The usual limitations of cross-sectional research apply to this study, particularly, temporal associations. Since this sample was recruited from a single website, we cannot know if these results generalize to all MSM. We also recognize that MSM’s Internet usage and health-seeking patterns might have shifted since we collected this data. Despite these limitations, this study adds to our knowledge of MSM’s sexual health-seeking behavior by identifying four distinct groups of HIV-negative sexual health-seekers and by identifying predictors of sexual health-seeking behavior.
This study has implications for physicians, researchers, and educators. Most of the offline sexual health information was received from a physician and not from a safer sex workshop or HIV-prevention program. Though 80.2% reported talking to a physician about HIV, only 62.1% talked about having sex with men, suggesting a need for providers to ask explicitly about the gender of men’s sexual partners. Since nearly twice as many men seek information from a physician than from a safer sex workshop or HIV-prevention program – an expected finding since individuals see their physician when ill or when needing annual exams – physicians with limited time to counsel patients on their sexual risk should consider referring patients to these workshops and programs. In our analysis, those seeking health information mostly from a professional was the second largest group. Potentially, a physician referral to online sources of sexual health information could move some of these men from the mostly health professional group to the diverse sources group.

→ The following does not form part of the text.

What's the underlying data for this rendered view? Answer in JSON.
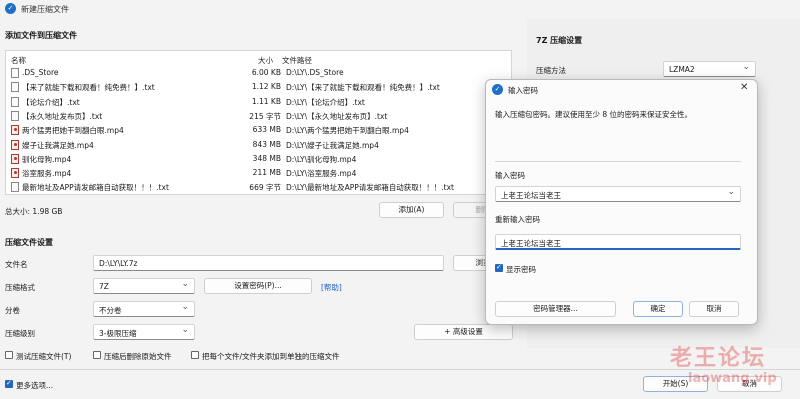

Because of the Internet, MSM have relatively easy access to sexual health information. However, assuming that men will seek and find credible sexual health information without external guidance might be a naive assumption. Participants primarily used Internet search engines and GLBT websites. They were least likely to use a governmental, public media, or insurance website, or to email a healthcare provider. For example, only 28.4% of MSM in this sample used government websites such as www.cdc.gov, considered by many to be a “gold standard” of health information. Future research should focus on why men are not using these sites and identify strategies to increase their usage. In the interim, physicians and educators should refer men to credible websites. Educators should target hard-to-reach MSM whom appear to not be seeking out sexual health information. While we are aware of CBOs/ASOs conducting outreach on chat rooms and social networking websites, we found little research on the effectiveness of chat room interventions and none on social networking interventions. With the increasing use of these technologies, opportunities exist to learn if educators can increase MSM’s knowledge of their sexual health by directing them to credible websites via links and a brief explanation of the websites’ utility. Since a large number of MSM are Internet users, educators using chat rooms and social networking websites are likely to reach men in the minimal health-seeking and online only health-seeking groups.
This study provides a better understanding of the offline and online health-seeking patterns of MSM. With this information, physicians, researchers, and educators can identify strategies to increase men’s consumption of sexual health information. Though knowledge alone is insufficient to cause behavior change, with increased information, MSM are better equipped to avoid contracting HIV/STIs, to test regularly, and to identify symptoms and access care when necessary.
Acknowledgments
The Men’s INTernet Sex (MINTS-II) study was funded by the National Institutes of Mental Health Center for Mental Health Research on AIDS, grant number 5 R01 MH063688-05. All research was carried out with the approval of the University of Minnesota Institutional Review Board, study number 0405S59661.